🤖 AI Summary
To address the insufficient contextual coherence of large language models (LLMs) in multi-turn dialogues caused by single-round supervised fine-tuning, this paper proposes a referee-driven, three-role (Candidate, Multiple Referees, Chair) iterative dialogue generation framework. It introduces the first multi-agent collaborative refereeing mechanism, where dynamic feedback from multiple referees enables controllable enhancement of instruction diversity and difficulty; instruction rewriting and iterative reinforcement are integrated to construct a high-quality multi-turn dialogue dataset (built upon Alpaca + LLaMA2-13B). Experiments demonstrate improvements of +2.0% on MT-Bench and +2.9% on MMLU-Pro over same-scale baselines. Ablation studies confirm the critical contributions of both the multi-referee design and the refereeing phase to overall performance gains.
📝 Abstract
The effectiveness of large language models (LLMs) in conversational AI is hindered by their reliance on single-turn supervised fine-tuning (SFT) data, which limits contextual coherence in multi-turn dialogues.

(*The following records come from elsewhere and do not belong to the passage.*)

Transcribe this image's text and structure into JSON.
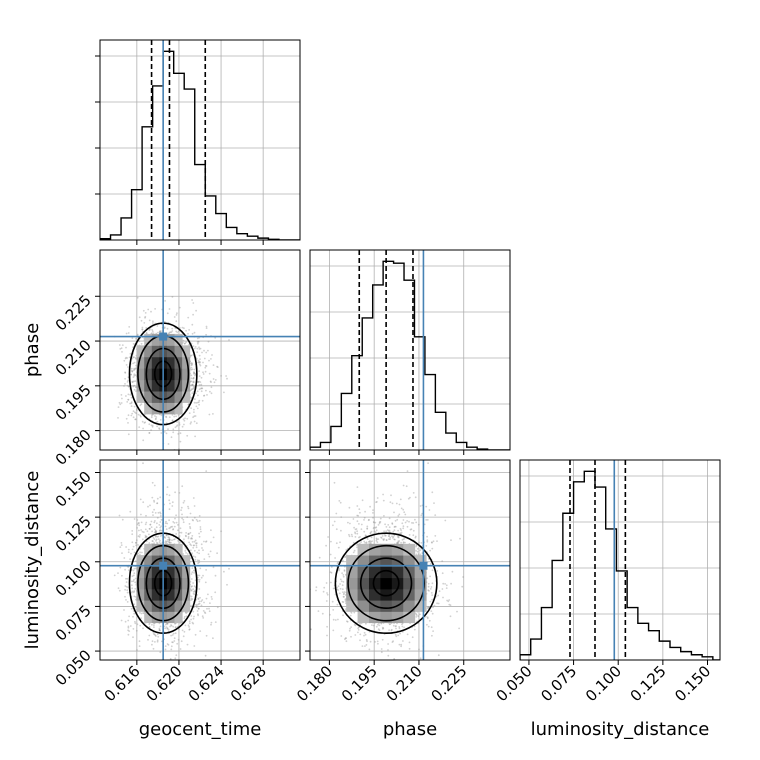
{
  "chart_data": {
    "type": "scatter",
    "subtype": "corner-plot",
    "grid": true,
    "parameters": [
      "geocent_time",
      "phase",
      "luminosity_distance"
    ],
    "truths": {
      "geocent_time": 0.6185,
      "phase": 0.2115,
      "luminosity_distance": 0.0978
    },
    "quantiles": {
      "geocent_time": [
        0.6174,
        0.6191,
        0.6225
      ],
      "phase": [
        0.19,
        0.199,
        0.208
      ],
      "luminosity_distance": [
        0.073,
        0.087,
        0.104
      ]
    },
    "axes": {
      "geocent_time": {
        "label": "geocent_time",
        "lim": [
          0.6125,
          0.6315
        ],
        "ticks": [
          0.616,
          0.62,
          0.624,
          0.628
        ],
        "tick_labels": [
          "0.616",
          "0.620",
          "0.624",
          "0.628"
        ]
      },
      "phase": {
        "label": "phase",
        "lim": [
          0.1735,
          0.2405
        ],
        "ticks": [
          0.18,
          0.195,
          0.21,
          0.225
        ],
        "tick_labels": [
          "0.180",
          "0.195",
          "0.210",
          "0.225"
        ]
      },
      "luminosity_distance": {
        "label": "luminosity_distance",
        "lim": [
          0.045,
          0.157
        ],
        "ticks": [
          0.05,
          0.075,
          0.1,
          0.125,
          0.15
        ],
        "tick_labels": [
          "0.050",
          "0.075",
          "0.100",
          "0.125",
          "0.150"
        ]
      }
    },
    "histograms": {
      "geocent_time": {
        "bins": [
          0.6125,
          0.6135,
          0.6145,
          0.6155,
          0.6165,
          0.6175,
          0.6185,
          0.6195,
          0.6205,
          0.6215,
          0.6225,
          0.6235,
          0.6245,
          0.6255,
          0.6265,
          0.6275,
          0.6285,
          0.6295,
          0.6305,
          0.6315
        ],
        "counts": [
          2,
          8,
          35,
          80,
          180,
          245,
          300,
          265,
          240,
          120,
          70,
          42,
          20,
          10,
          6,
          3,
          1,
          0,
          0
        ]
      },
      "phase": {
        "bins": [
          0.1735,
          0.177,
          0.1805,
          0.184,
          0.1875,
          0.191,
          0.1945,
          0.198,
          0.2015,
          0.205,
          0.2085,
          0.212,
          0.2155,
          0.219,
          0.2225,
          0.226,
          0.2295,
          0.233,
          0.2365,
          0.2405
        ],
        "counts": [
          3,
          8,
          25,
          60,
          100,
          140,
          175,
          200,
          198,
          180,
          120,
          80,
          40,
          18,
          8,
          3,
          1,
          0,
          0
        ]
      },
      "luminosity_distance": {
        "bins": [
          0.045,
          0.051,
          0.057,
          0.063,
          0.069,
          0.075,
          0.081,
          0.087,
          0.093,
          0.099,
          0.105,
          0.111,
          0.117,
          0.123,
          0.129,
          0.135,
          0.141,
          0.147,
          0.153,
          0.157
        ],
        "counts": [
          5,
          20,
          50,
          95,
          140,
          170,
          180,
          165,
          125,
          85,
          50,
          35,
          28,
          18,
          12,
          8,
          5,
          3,
          0
        ]
      }
    },
    "samples": {
      "count": 1800,
      "center": {
        "geocent_time": 0.6185,
        "phase": 0.199,
        "luminosity_distance": 0.088
      },
      "spread": {
        "geocent_time": 0.0016,
        "phase": 0.0085,
        "luminosity_distance": 0.014
      }
    },
    "colors": {
      "truth": "#4682b4",
      "hist": "#000000",
      "quantile": "#000000",
      "grid": "#b0b0b0",
      "density_dark": "#000000"
    }
  }
}
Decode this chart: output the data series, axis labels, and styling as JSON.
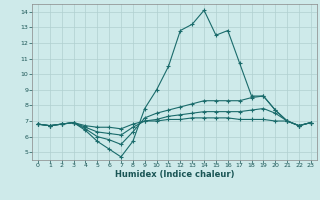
{
  "xlabel": "Humidex (Indice chaleur)",
  "bg_color": "#ceeaea",
  "grid_color": "#b0d0d0",
  "line_color": "#1a6b6b",
  "xlim": [
    -0.5,
    23.5
  ],
  "ylim": [
    4.5,
    14.5
  ],
  "xticks": [
    0,
    1,
    2,
    3,
    4,
    5,
    6,
    7,
    8,
    9,
    10,
    11,
    12,
    13,
    14,
    15,
    16,
    17,
    18,
    19,
    20,
    21,
    22,
    23
  ],
  "yticks": [
    5,
    6,
    7,
    8,
    9,
    10,
    11,
    12,
    13,
    14
  ],
  "series": {
    "line1_y": [
      6.8,
      6.7,
      6.8,
      6.9,
      6.4,
      5.7,
      5.2,
      4.7,
      5.7,
      7.8,
      9.0,
      10.5,
      12.8,
      13.2,
      14.1,
      12.5,
      12.8,
      10.7,
      8.6,
      8.6,
      7.7,
      7.0,
      6.7,
      6.9
    ],
    "line2_y": [
      6.8,
      6.7,
      6.8,
      6.9,
      6.5,
      6.0,
      5.8,
      5.5,
      6.3,
      7.2,
      7.5,
      7.7,
      7.9,
      8.1,
      8.3,
      8.3,
      8.3,
      8.3,
      8.5,
      8.6,
      7.7,
      7.0,
      6.7,
      6.9
    ],
    "line3_y": [
      6.8,
      6.7,
      6.8,
      6.9,
      6.6,
      6.3,
      6.2,
      6.1,
      6.6,
      7.0,
      7.1,
      7.3,
      7.4,
      7.5,
      7.6,
      7.6,
      7.6,
      7.6,
      7.7,
      7.8,
      7.5,
      7.0,
      6.7,
      6.9
    ],
    "line4_y": [
      6.8,
      6.7,
      6.8,
      6.9,
      6.7,
      6.6,
      6.6,
      6.5,
      6.8,
      7.0,
      7.0,
      7.1,
      7.1,
      7.2,
      7.2,
      7.2,
      7.2,
      7.1,
      7.1,
      7.1,
      7.0,
      7.0,
      6.7,
      6.9
    ]
  }
}
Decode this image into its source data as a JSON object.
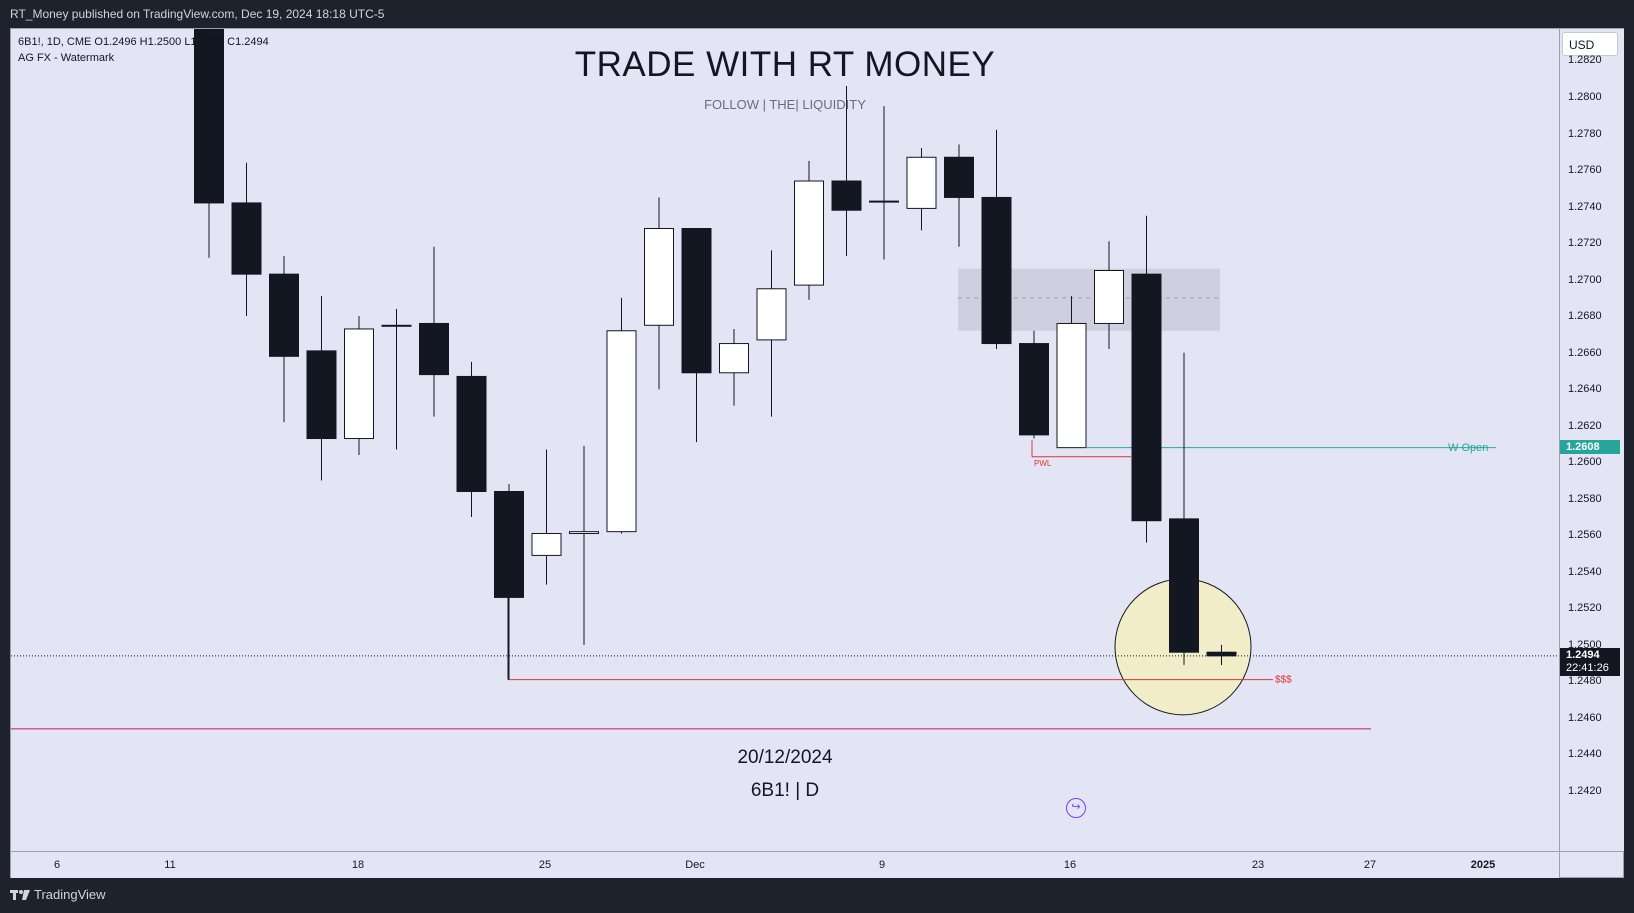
{
  "header": {
    "published": "RT_Money published on TradingView.com, Dec 19, 2024 18:18 UTC-5"
  },
  "legend": {
    "line1": "6B1!, 1D, CME  O1.2496  H1.2500  L1.2489  C1.2494",
    "line2": "AG FX - Watermark"
  },
  "watermark": {
    "title": "TRADE WITH RT MONEY",
    "subtitle": "FOLLOW   |   THE|   LIQUIDITY"
  },
  "bottom": {
    "date": "20/12/2024",
    "symbol": "6B1! | D"
  },
  "price_axis": {
    "currency": "USD",
    "ticks": [
      "1.2820",
      "1.2800",
      "1.2780",
      "1.2760",
      "1.2740",
      "1.2720",
      "1.2700",
      "1.2680",
      "1.2660",
      "1.2640",
      "1.2620",
      "1.2600",
      "1.2580",
      "1.2560",
      "1.2540",
      "1.2520",
      "1.2500",
      "1.2480",
      "1.2460",
      "1.2440",
      "1.2420"
    ],
    "current_price": "1.2494",
    "countdown": "22:41:26",
    "w_open_price": "1.2608"
  },
  "time_axis": {
    "ticks": [
      "6",
      "11",
      "18",
      "25",
      "Dec",
      "9",
      "16",
      "23",
      "27",
      "2025"
    ]
  },
  "annotations": {
    "w_open": "W Open",
    "pwl": "PWL",
    "sss": "$$$"
  },
  "colors": {
    "background": "#e3e5f5",
    "bear": "#131722",
    "bull": "#ffffff",
    "w_open": "#26a69a",
    "red_line": "#e03535",
    "zone": "#c8cbd9",
    "highlight": "#f1edc9"
  },
  "chart_data": {
    "type": "candlestick",
    "symbol": "6B1!",
    "timeframe": "1D",
    "ylim": [
      1.241,
      1.283
    ],
    "candles": [
      {
        "o": 1.286,
        "h": 1.286,
        "l": 1.2712,
        "c": 1.2742
      },
      {
        "o": 1.2742,
        "h": 1.2764,
        "l": 1.268,
        "c": 1.2703
      },
      {
        "o": 1.2703,
        "h": 1.2713,
        "l": 1.2622,
        "c": 1.2658
      },
      {
        "o": 1.2661,
        "h": 1.2691,
        "l": 1.259,
        "c": 1.2613
      },
      {
        "o": 1.2613,
        "h": 1.268,
        "l": 1.2604,
        "c": 1.2673
      },
      {
        "o": 1.2675,
        "h": 1.2684,
        "l": 1.2607,
        "c": 1.2675
      },
      {
        "o": 1.2676,
        "h": 1.2718,
        "l": 1.2625,
        "c": 1.2648
      },
      {
        "o": 1.2647,
        "h": 1.2655,
        "l": 1.257,
        "c": 1.2584
      },
      {
        "o": 1.2584,
        "h": 1.2588,
        "l": 1.2481,
        "c": 1.2526
      },
      {
        "o": 1.2549,
        "h": 1.2607,
        "l": 1.2533,
        "c": 1.2561
      },
      {
        "o": 1.2561,
        "h": 1.2609,
        "l": 1.25,
        "c": 1.2562
      },
      {
        "o": 1.2562,
        "h": 1.269,
        "l": 1.2561,
        "c": 1.2672
      },
      {
        "o": 1.2675,
        "h": 1.2745,
        "l": 1.264,
        "c": 1.2728
      },
      {
        "o": 1.2728,
        "h": 1.2728,
        "l": 1.2611,
        "c": 1.2649
      },
      {
        "o": 1.2649,
        "h": 1.2673,
        "l": 1.2631,
        "c": 1.2665
      },
      {
        "o": 1.2667,
        "h": 1.2716,
        "l": 1.2625,
        "c": 1.2695
      },
      {
        "o": 1.2697,
        "h": 1.2765,
        "l": 1.2689,
        "c": 1.2754
      },
      {
        "o": 1.2754,
        "h": 1.2806,
        "l": 1.2713,
        "c": 1.2738
      },
      {
        "o": 1.2743,
        "h": 1.2795,
        "l": 1.2711,
        "c": 1.2743
      },
      {
        "o": 1.2739,
        "h": 1.2772,
        "l": 1.2727,
        "c": 1.2767
      },
      {
        "o": 1.2767,
        "h": 1.2774,
        "l": 1.2718,
        "c": 1.2745
      },
      {
        "o": 1.2745,
        "h": 1.2782,
        "l": 1.2662,
        "c": 1.2665
      },
      {
        "o": 1.2665,
        "h": 1.2672,
        "l": 1.2613,
        "c": 1.2615
      },
      {
        "o": 1.2608,
        "h": 1.2691,
        "l": 1.2608,
        "c": 1.2676
      },
      {
        "o": 1.2676,
        "h": 1.2721,
        "l": 1.2662,
        "c": 1.2705
      },
      {
        "o": 1.2703,
        "h": 1.2735,
        "l": 1.2556,
        "c": 1.2568
      },
      {
        "o": 1.2569,
        "h": 1.266,
        "l": 1.2489,
        "c": 1.2496
      },
      {
        "o": 1.2496,
        "h": 1.25,
        "l": 1.2489,
        "c": 1.2494
      }
    ],
    "levels": {
      "w_open": 1.2608,
      "pwl": 1.2603,
      "sss": 1.2481,
      "lower_line": 1.2454,
      "current": 1.2494
    },
    "supply_zone": {
      "top": 1.2706,
      "bottom": 1.2672,
      "mid": 1.269
    }
  }
}
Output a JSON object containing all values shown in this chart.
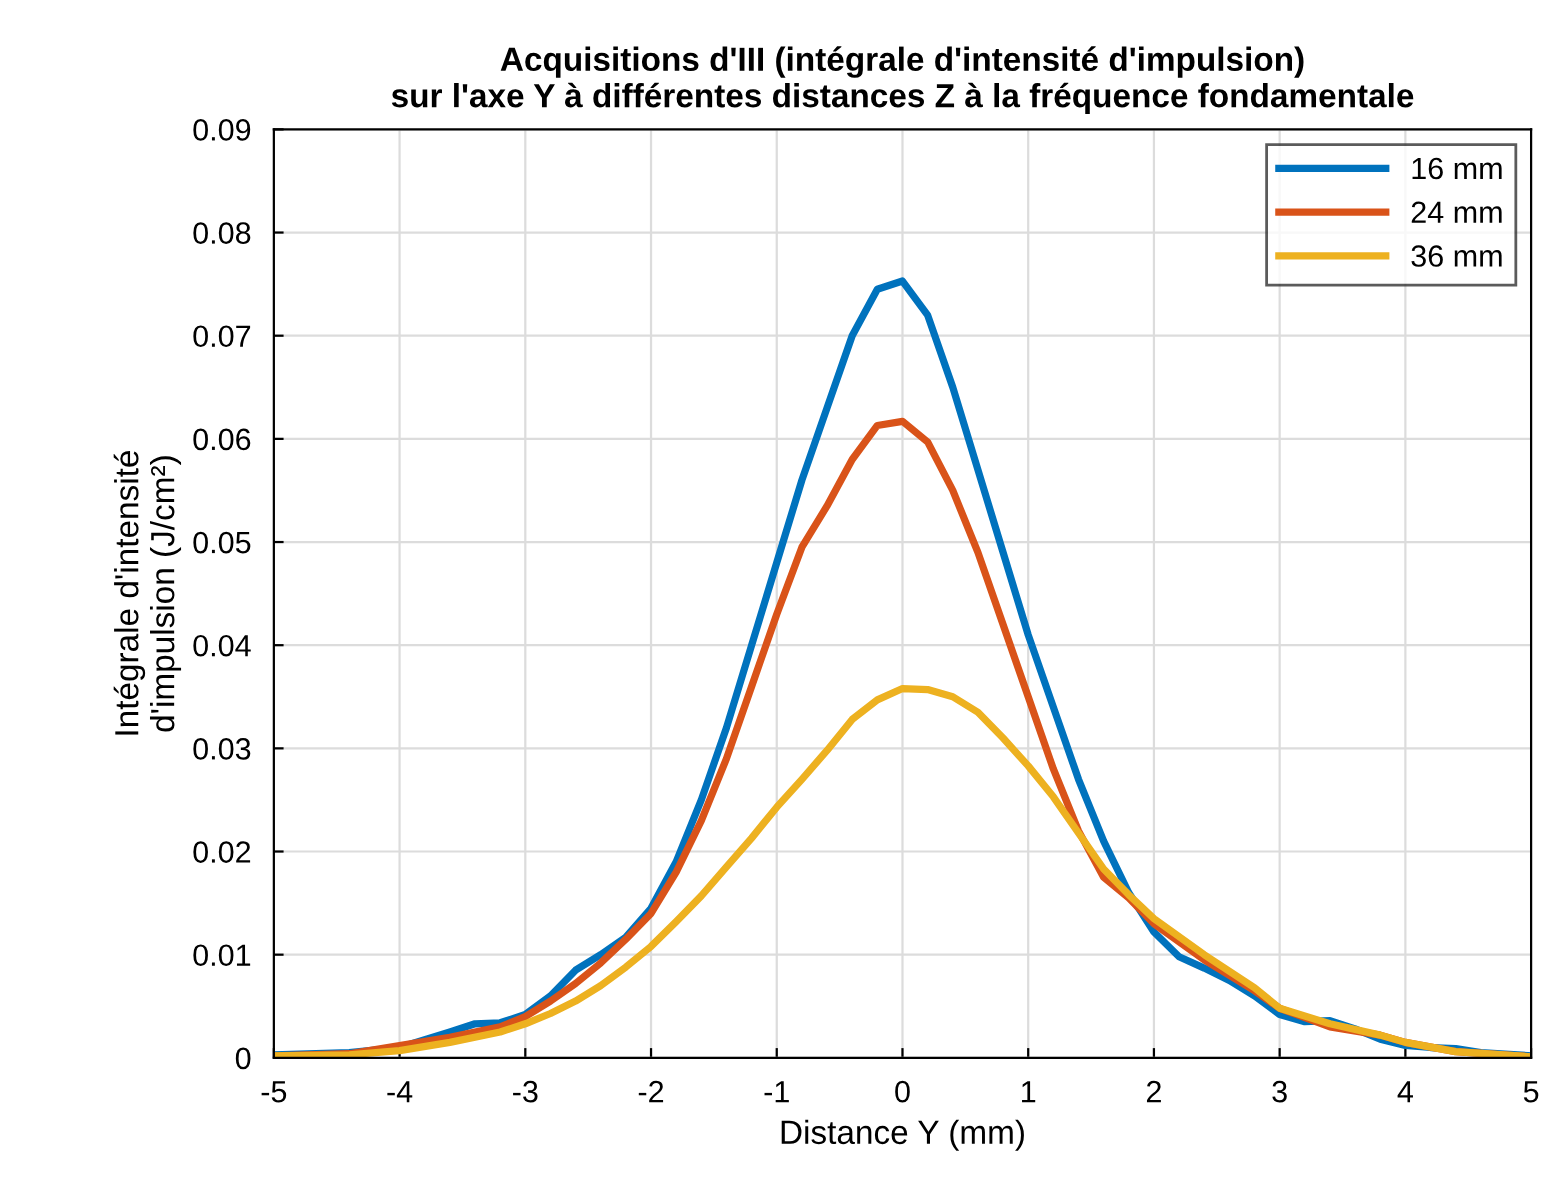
{
  "chart_data": {
    "type": "line",
    "title": "Acquisitions d'III (intégrale d'intensité d'impulsion)\nsur l'axe Y à différentes distances Z à la fréquence fondamentale",
    "xlabel": "Distance Y (mm)",
    "ylabel": "Intégrale d'intensité\nd'impulsion (J/cm²)",
    "xlim": [
      -5,
      5
    ],
    "xticks": [
      -5,
      -4,
      -3,
      -2,
      -1,
      0,
      1,
      2,
      3,
      4,
      5
    ],
    "ylim": [
      0,
      0.09
    ],
    "yticks": [
      0,
      0.01,
      0.02,
      0.03,
      0.04,
      0.05,
      0.06,
      0.07,
      0.08,
      0.09
    ],
    "grid": true,
    "legend": "top right",
    "series": [
      {
        "name": "16 mm",
        "color": "#0072bd",
        "x": [
          -5,
          -4.4,
          -4,
          -3.6,
          -3.4,
          -3.2,
          -3,
          -2.8,
          -2.6,
          -2.4,
          -2.2,
          -2,
          -1.8,
          -1.6,
          -1.4,
          -1.2,
          -1,
          -0.8,
          -0.6,
          -0.4,
          -0.2,
          0,
          0.2,
          0.4,
          0.6,
          0.8,
          1,
          1.2,
          1.4,
          1.6,
          1.8,
          2,
          2.2,
          2.4,
          2.6,
          2.8,
          3,
          3.2,
          3.4,
          3.6,
          3.8,
          4,
          4.2,
          4.4,
          4.6,
          5
        ],
        "values": [
          0.0003,
          0.0005,
          0.001,
          0.0025,
          0.0033,
          0.0034,
          0.0042,
          0.006,
          0.0085,
          0.01,
          0.0117,
          0.0145,
          0.019,
          0.025,
          0.032,
          0.04,
          0.048,
          0.056,
          0.063,
          0.07,
          0.0745,
          0.0753,
          0.072,
          0.065,
          0.057,
          0.049,
          0.041,
          0.034,
          0.027,
          0.021,
          0.016,
          0.0122,
          0.0098,
          0.0087,
          0.0075,
          0.006,
          0.0042,
          0.0035,
          0.0036,
          0.0028,
          0.0018,
          0.0012,
          0.001,
          0.0009,
          0.0005,
          0.0002
        ]
      },
      {
        "name": "24 mm",
        "color": "#d95319",
        "x": [
          -5,
          -4.4,
          -4,
          -3.6,
          -3.2,
          -3,
          -2.8,
          -2.6,
          -2.4,
          -2.2,
          -2,
          -1.8,
          -1.6,
          -1.4,
          -1.2,
          -1,
          -0.8,
          -0.6,
          -0.4,
          -0.2,
          0,
          0.2,
          0.4,
          0.6,
          0.8,
          1,
          1.2,
          1.4,
          1.6,
          1.8,
          2,
          2.4,
          2.8,
          3,
          3.4,
          3.8,
          4,
          4.4,
          5
        ],
        "values": [
          0.0002,
          0.0004,
          0.0012,
          0.002,
          0.003,
          0.004,
          0.0055,
          0.0072,
          0.0092,
          0.0115,
          0.014,
          0.018,
          0.023,
          0.029,
          0.036,
          0.043,
          0.0495,
          0.0535,
          0.058,
          0.0613,
          0.0617,
          0.0597,
          0.055,
          0.049,
          0.042,
          0.035,
          0.028,
          0.022,
          0.0175,
          0.0155,
          0.013,
          0.0095,
          0.0065,
          0.0048,
          0.003,
          0.0022,
          0.0015,
          0.0006,
          0.0001
        ]
      },
      {
        "name": "36 mm",
        "color": "#edb120",
        "x": [
          -5,
          -4.4,
          -4,
          -3.6,
          -3.2,
          -3,
          -2.8,
          -2.6,
          -2.4,
          -2.2,
          -2,
          -1.8,
          -1.6,
          -1.4,
          -1.2,
          -1,
          -0.8,
          -0.6,
          -0.4,
          -0.2,
          0,
          0.2,
          0.4,
          0.6,
          0.8,
          1,
          1.2,
          1.4,
          1.6,
          1.8,
          2,
          2.4,
          2.8,
          3,
          3.4,
          3.8,
          4,
          4.4,
          5
        ],
        "values": [
          0.0002,
          0.0003,
          0.0007,
          0.0015,
          0.0025,
          0.0033,
          0.0043,
          0.0055,
          0.007,
          0.0088,
          0.0108,
          0.0132,
          0.0157,
          0.0185,
          0.0213,
          0.0243,
          0.027,
          0.0298,
          0.0328,
          0.0347,
          0.0358,
          0.0357,
          0.035,
          0.0335,
          0.031,
          0.0283,
          0.0253,
          0.0218,
          0.0183,
          0.0158,
          0.0135,
          0.01,
          0.0068,
          0.0048,
          0.0033,
          0.0022,
          0.0015,
          0.0006,
          0.0001
        ]
      }
    ]
  }
}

Existing methods for generating multi-turn dialogue data struggle to ensure both diversity and quality in instructions. To address this, we propose Review-Instruct, a novel framework that synthesizes multi-turn conversations through an iterative"Ask-Respond-Review"process involving three agent roles: a Candidate, multiple Reviewers, and a Chairman. The framework iteratively refines instructions by incorporating Reviewer feedback, enhancing dialogue diversity and difficulty. We construct a multi-turn dataset using the Alpaca dataset and fine-tune the LLaMA2-13B model. Evaluations on MT-Bench, MMLU-Pro, and Auto-Arena demonstrate significant improvements, achieving absolute gains of 2.9% on MMLU-Pro and 2% on MT-Bench compared to prior state-of-the-art models based on LLaMA2-13B. Ablation studies confirm the critical role of the Review stage and the use of multiple Reviewers in boosting instruction diversity and difficulty. Our work highlights the potential of review-driven, multi-agent frameworks for generating high-quality conversational data at scale.